If you go back and read my birth story, you'll see how it was a little scary for me. Thinking about it now, it would have been helpful for the medical team to know she had Down Syndrome so that she could be cared for properly from the start.
I distinctly recall now how the nurse asked me several times if I thought she looked like my other children. I thought that was odd at the time. Of course she did! She does resemble my other babies in several ways. What didn't occur to me until just recently was that she kept asking because I think she wanted to know if I saw that she had Down Syndrome. What a silly question, I thought to myself. I knew before she was born. When they lay her on me after birth, I saw it. I saw it more clearly than the ultra sound picture showed. I recognize that perhaps they were trying not to scare me, or panic me by saying it out loud. All the while I was thinking, "Do they not see it? Are they blind?" When the doctor came from the special care nursery, she was so kind. She matter-of-factly told me that she suspected Down Syndrome, and why, etc. I listened and felt sorry for her for trying to be gentle with me and not scare me with this possible diagnosis. I saw how difficult it was for her to have to tell parents this hard news. I think it was harder for me to see her having to go through that than for me to be receiving that news from her.

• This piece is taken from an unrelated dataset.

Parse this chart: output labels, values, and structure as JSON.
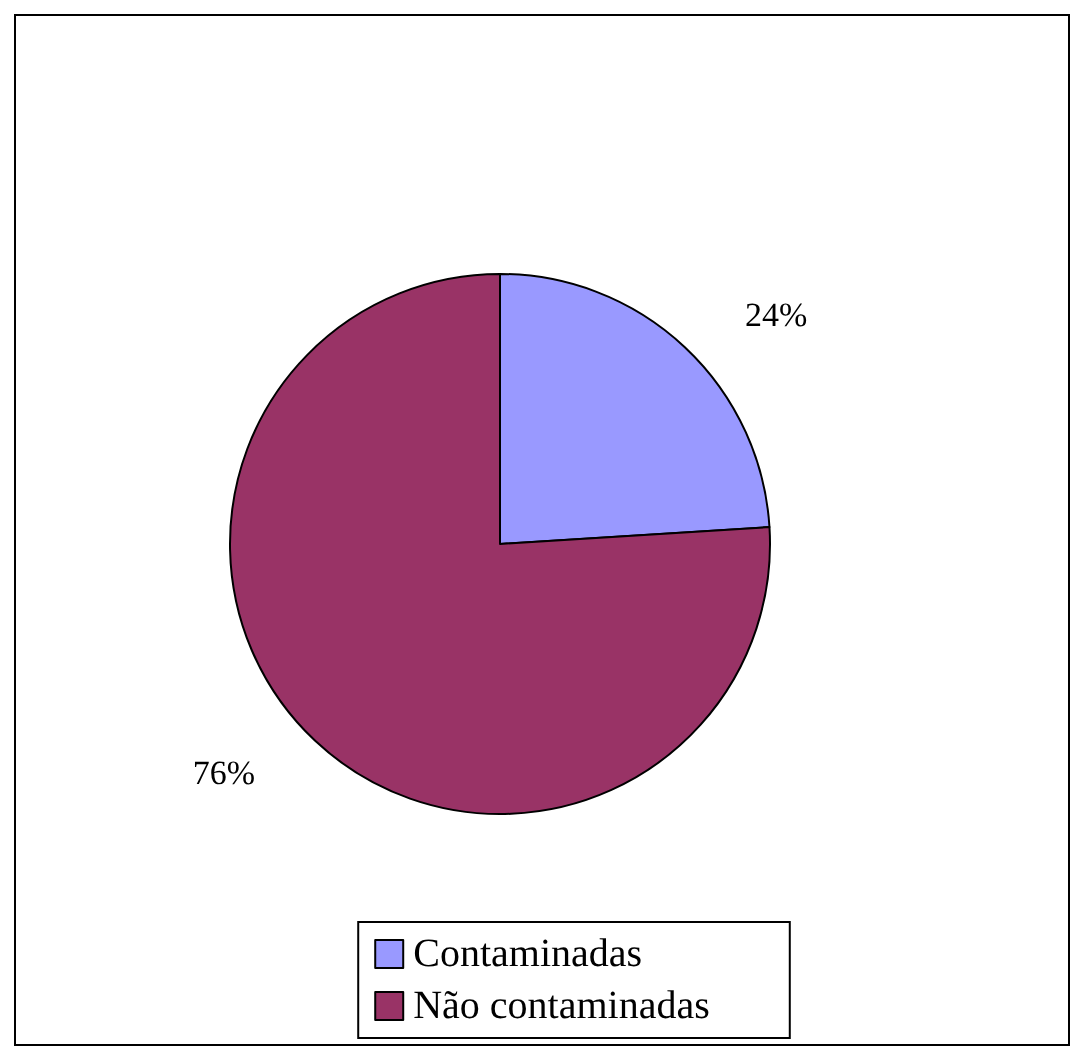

I've read a few stories of mommies that received prenatal diagnosis of Down Syndrome. Some felt panicked, some felt uncertain about how the future would go and if they would be able to deal with it. For those that received the diagnosis after birth there was confusion, disappointment, grieving. Perhaps at some point I may experience some or all of those things. For now I feel peaceful about everything. There are and have been some challenges, but I'm so in love with this little person. I've seen some people peek inside her carseat to look at her and I see the light in their eyes change. They recognize her as having Down Syndrome. But what they "see" is just the surface. She is a sweet, easy-going, very alert baby. Everyone that spends time with her falls in love with her. And that is just as it should be. When I had that nagging feeling of intuition all those months ago before I even knew what she looked like on an ultra sound screen, I just wanted her to be loved by everyone as much as I loved her. That's still all I want for her. To be loved and accepted. I'm pretty certain that is all any mother wants for her child.
No one knows what the future holds. I'm ok with not knowing what may come. Motherhood is becoming the "adventure of a lifetime". There seems to always be twists and turns in the plot of our family story, never a dull moment. And really, it's beautiful. I still crave "dull" and "boring" most days, but I'm becoming ok with just accepting each adventurous day at a time. Today was a good day.